Specifically, type 2 deiodinase (D2) is important for deiodination of T4
to T3 in the brain, and therefore for the production of T3. Type 3 deiodinase
(D3) is important for deiodination and, therefore, inactivation of T3 to
T2. Interestingly, a number of different classes of antidepressants (lithium,
TCA, and SSRI) enhance D2 activity and decrease D3 activity in rat brain,
both resulting in increased local T3 concentration (for review see 1). For
example, the SSRI fluoxetine was shown to enhance D2 activity and to inhibit
D3 activity in rat cortex, limbic forebrain and striatum, matching areas
with high 5-HT2 receptor density (10). It should be noted, however, that
various pharmacological and nonpharmacological treatments affect D2 and
D3 activities in a highly treatment-specific and region-specific way (11).
That a local increase of the concentration of T3 may affect serotonergic
neurotransmission was strongly suggested by pharmacological experiments
showing increased serotonin concentrations in the cerebral cortex of rats
acutely or chronically treated with T3 (12). Therefore, T3 seems to enhance
serotonergic neurotransmission and vice versa.

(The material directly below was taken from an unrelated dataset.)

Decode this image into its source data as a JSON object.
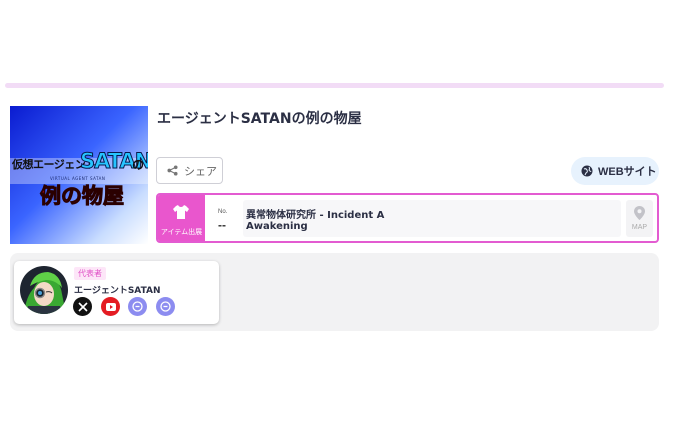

If indeed decreased D2 activity in the CNS of a subset of patients with
major depression contributes to decreased bioavailability of T3 in the brain
which may be reversed to some extent by antidepressants, the question is
what the cause of decreased D2 activity in depression might be. One possible
explanation is the mild hypercortisolism that occurs in some 40% of these
patients (13), while increased serum T4 may also contribute. Glucocorticoids
inhibit D2 activity in cultured human placental cells (14). No data are
available on in vivo effects of cortisol on D2 activity in the hypothalamus.
Conclusion and hypothesis
Subtle changes occur in the hypothalamus-pituitary-thyroid axis in approximately
25% of patients with major depression. Consistent changes are high or
increased serum T4, normal serum T3 and low, or decreased serum TSH with
an attenuated diurnal variation. The pathogenesis of these changes is
unclear, but may involve both neuroendocrine changes (activation of the
hypothalamus-pituitary-adrenal axis) and neural mechanisms (activation
of the autonomic innervation of the thyroid gland, functional changes
in the hypothalamic SCN). At the level of the CNS, depression may involve
decreased bioavailability of T3 in a subset of patients, which may reinforce
decreased cortical serotonin levels. SSRI may not only facilitate serotonergic
neurotransmission but also enhance T3 production via an effect on D2 activity.
Co-medication with T3 appears to increase efficacy and to accelerate response
of TCA, but larger studies involving SSRI are needed. The identification
of patients who are likely to benefit from thyroid hormone comedication
would be important in view of the high prevalence of major depression
and the relatively high rate of nonresponders to antidepressants (30-40%).